TSA-Net: Tube Self-Attention Network for Action Quality Assessment
This addresses the problem of accurately evaluating action quality in videos for applications like sports analysis, though it appears incremental by building on existing video networks.
The paper tackles action quality assessment in videos by proposing TSA-Net, which integrates a Tube Self-Attention Module to generate spatio-temporal context efficiently, achieving state-of-the-art performance on datasets like AQA-7 and MTL-AQA.

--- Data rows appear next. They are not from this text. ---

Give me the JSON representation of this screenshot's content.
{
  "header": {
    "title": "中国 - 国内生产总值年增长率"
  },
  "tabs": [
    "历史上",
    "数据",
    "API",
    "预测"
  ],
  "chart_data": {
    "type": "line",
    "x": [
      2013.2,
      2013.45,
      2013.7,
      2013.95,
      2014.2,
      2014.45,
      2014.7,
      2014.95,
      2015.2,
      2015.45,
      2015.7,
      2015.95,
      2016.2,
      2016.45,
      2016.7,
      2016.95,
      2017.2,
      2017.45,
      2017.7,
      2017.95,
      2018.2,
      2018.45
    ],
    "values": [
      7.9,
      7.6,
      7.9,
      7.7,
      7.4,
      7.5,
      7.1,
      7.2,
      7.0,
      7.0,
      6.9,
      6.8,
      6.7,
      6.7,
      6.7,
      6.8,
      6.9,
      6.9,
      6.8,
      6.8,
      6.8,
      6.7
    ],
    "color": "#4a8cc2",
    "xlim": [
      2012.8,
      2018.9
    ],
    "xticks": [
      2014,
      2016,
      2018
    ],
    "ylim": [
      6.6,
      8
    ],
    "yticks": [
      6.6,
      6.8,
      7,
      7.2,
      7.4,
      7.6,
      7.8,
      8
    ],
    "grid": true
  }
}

In recent years, assessing action quality from videos has attracted growing attention in computer vision community and human computer interaction. Most existing approaches usually tackle this problem by directly migrating the model from action recognition tasks, which ignores the intrinsic differences within the feature map such as foreground and background information. To address this issue, we propose a Tube Self-Attention Network (TSA-Net) for action quality assessment (AQA). Specifically, we introduce a single object tracker into AQA and propose the Tube Self-Attention Module (TSA), which can efficiently generate rich spatio-temporal contextual information by adopting sparse feature interactions. The TSA module is embedded in existing video networks to form TSA-Net. Overall, our TSA-Net is with the following merits: 1) High computational efficiency, 2) High flexibility, and 3) The state-of-the art performance. Extensive experiments are conducted on popular action quality assessment datasets including AQA-7 and MTL-AQA. Besides, a dataset named Fall Recognition in Figure Skating (FR-FS) is proposed to explore the basic action assessment in the figure skating scene.